Chancellor Jeremy Hunt has called for investment to catch more cancers early and “lift the curse from humanity” after revealing the extent to which the disease has hit his family.
Mr Hunt, who has been treated for skin cancer, lost both his parents to cancer, Royal Navy admiral Sir Nicholas Hunt dying in 2013 at 82 while Lady Meriel Hunt died last year, aged 84.
His brother Charlie, 53, was diagnosed with sarcoma – an aggressive, rare cancer which usually begins in the bones or soft tissue – in 2020.
The former Health Secretary told the Daily Mail he was “blessed” with his cancer “caught relatively early” after he discovered a mole on his head.
He said: “My treatment was superb, but I know more and more of us are getting cancer so that’s why we need to continue to invest more.
“One of the things we need to focus on is early diagnosis because if you pick up cancers early, it’s much more likely that you’ll completely cure someone.”
He continued: “It’s about half the cost for the NHS if you pick up cancer at stage one or two rather than three and four so that’s why diagnostic centres are very important.
“Basically being able to get people early access to surgery is still the most effective way of getting rid of cancer.”
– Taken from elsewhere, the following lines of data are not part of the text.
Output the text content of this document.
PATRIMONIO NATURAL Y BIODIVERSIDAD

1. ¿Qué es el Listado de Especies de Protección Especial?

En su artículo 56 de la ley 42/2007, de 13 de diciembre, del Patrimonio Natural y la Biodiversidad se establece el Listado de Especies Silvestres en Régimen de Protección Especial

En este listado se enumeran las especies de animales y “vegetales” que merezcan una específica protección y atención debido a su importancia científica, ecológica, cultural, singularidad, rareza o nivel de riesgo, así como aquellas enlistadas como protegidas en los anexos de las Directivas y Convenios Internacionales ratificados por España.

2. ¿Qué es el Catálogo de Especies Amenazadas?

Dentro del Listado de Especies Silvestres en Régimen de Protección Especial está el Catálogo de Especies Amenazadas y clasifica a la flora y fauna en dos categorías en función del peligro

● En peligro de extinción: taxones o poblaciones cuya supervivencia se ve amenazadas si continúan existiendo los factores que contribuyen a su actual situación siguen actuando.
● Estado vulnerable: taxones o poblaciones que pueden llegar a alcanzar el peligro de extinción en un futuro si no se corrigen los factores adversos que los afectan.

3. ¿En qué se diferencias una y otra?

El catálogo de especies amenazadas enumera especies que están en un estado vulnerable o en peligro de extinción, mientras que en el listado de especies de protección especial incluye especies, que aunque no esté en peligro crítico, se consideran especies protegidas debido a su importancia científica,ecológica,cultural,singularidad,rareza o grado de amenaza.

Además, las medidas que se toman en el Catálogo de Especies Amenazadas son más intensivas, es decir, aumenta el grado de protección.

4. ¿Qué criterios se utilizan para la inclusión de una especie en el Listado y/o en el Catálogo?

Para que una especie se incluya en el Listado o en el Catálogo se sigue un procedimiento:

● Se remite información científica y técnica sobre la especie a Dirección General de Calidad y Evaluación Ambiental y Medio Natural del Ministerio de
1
Mr Hunt said the most dangerous cancers are those which do not show symptoms until it is too late.
“You’re more likely to find a lump in your breast then you are the symptoms of prostate cancer and bowel cancer or oesophageal cancer,” he said. “That’s why they can often be so dangerous.
“Obviously I’m very aware from my time as health secretary that half of us will get cancer in our lifetimes, but the encouraging thing is this country really is one of the global leaders when it comes to cancer research.
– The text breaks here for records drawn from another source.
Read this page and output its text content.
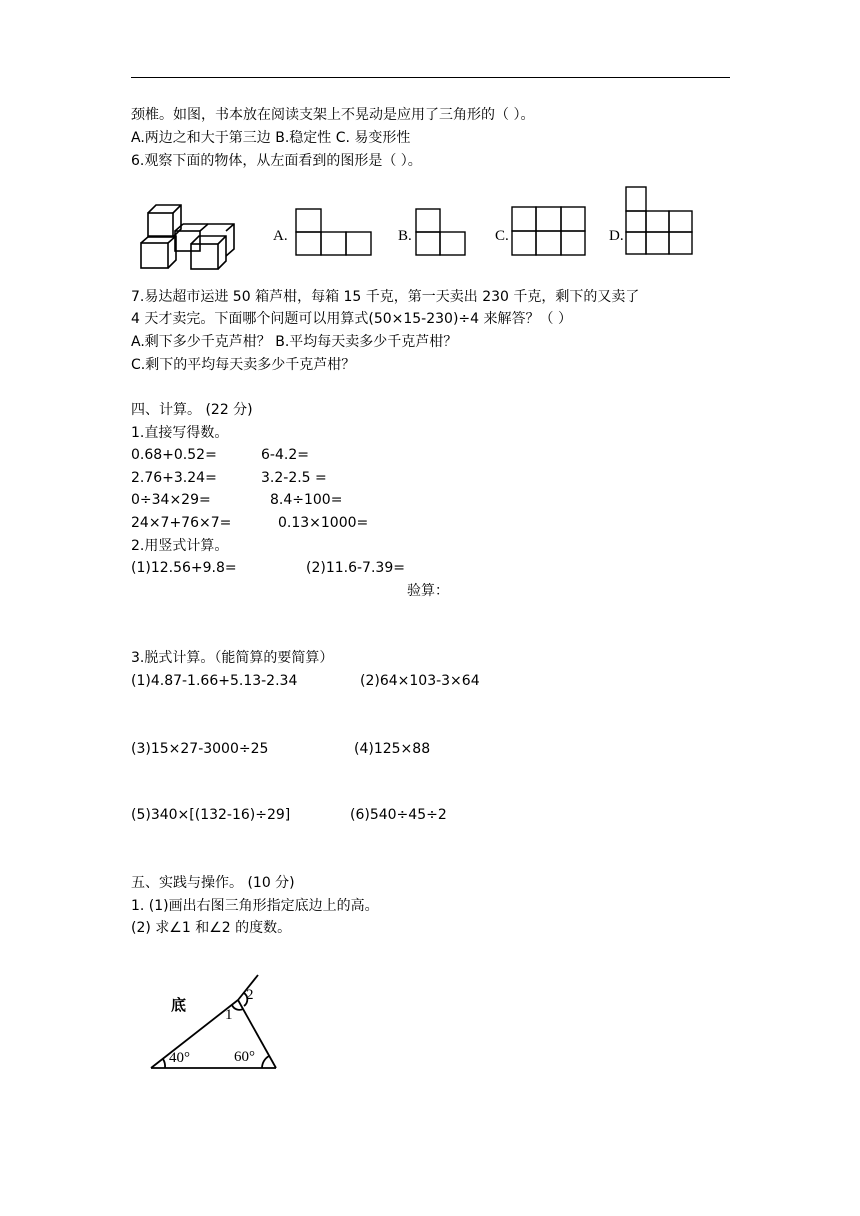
颈椎。如图，书本放在阅读支架上不晃动是应用了三角形的（ ）。
A.两边之和大于第三边 B.稳定性 C. 易变形性
6.观察下面的物体，从左面看到的图形是（ ）。
A.	B.	C.	D.
7.易达超市运进 50 箱芦柑，每箱 15 千克，第一天卖出 230 千克，剩下的又卖了
4 天才卖完。下面哪个问题可以用算式(50×15-230)÷4 来解答？（ ）
A.剩下多少千克芦柑？ B.平均每天卖多少千克芦柑？
C.剩下的平均每天卖多少千克芦柑？
四、计算。 (22 分)
1.直接写得数。
0.68+0.52=	6-4.2=
2.76+3.24=	3.2-2.5 =
0÷34×29=	8.4÷100=
24×7+76×7=	0.13×1000=
2.用竖式计算。
(1)12.56+9.8=	(2)11.6-7.39=
验算：
3.脱式计算。（能简算的要简算）
(1)4.87-1.66+5.13-2.34	(2)64×103-3×64
(3)15×27-3000÷25	(4)125×88
(5)340×[(132-16)÷29]	(6)540÷45÷2
五、实践与操作。 (10 分)
1. (1)画出右图三角形指定底边上的高。
(2) 求∠1 和∠2 的度数。
底
40°	60°
1
2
“We are doing some groundbreaking research here which could lift the curse of cancer from humanity in the future, which is why I’m all in favour of anything we can possibly do to raise money to support more research into cancer and raise awareness of what’s possible.”
Mr Hunt and his younger brother ran the London Marathon in October to raise money for Sarcoma UK and the Royal Surrey Cancer and Surgical Innovation Centre, as well as a series of runs and bike rides.
“I had superb treatment from the NHS to remove it, but I am very aware of members of my own family who have had much tougher battles against cancer, and I know that’s what families are going through up and down the country,” he said.
“My brother is doing OK, but like many families who have cancer, it is a life-changing thing.”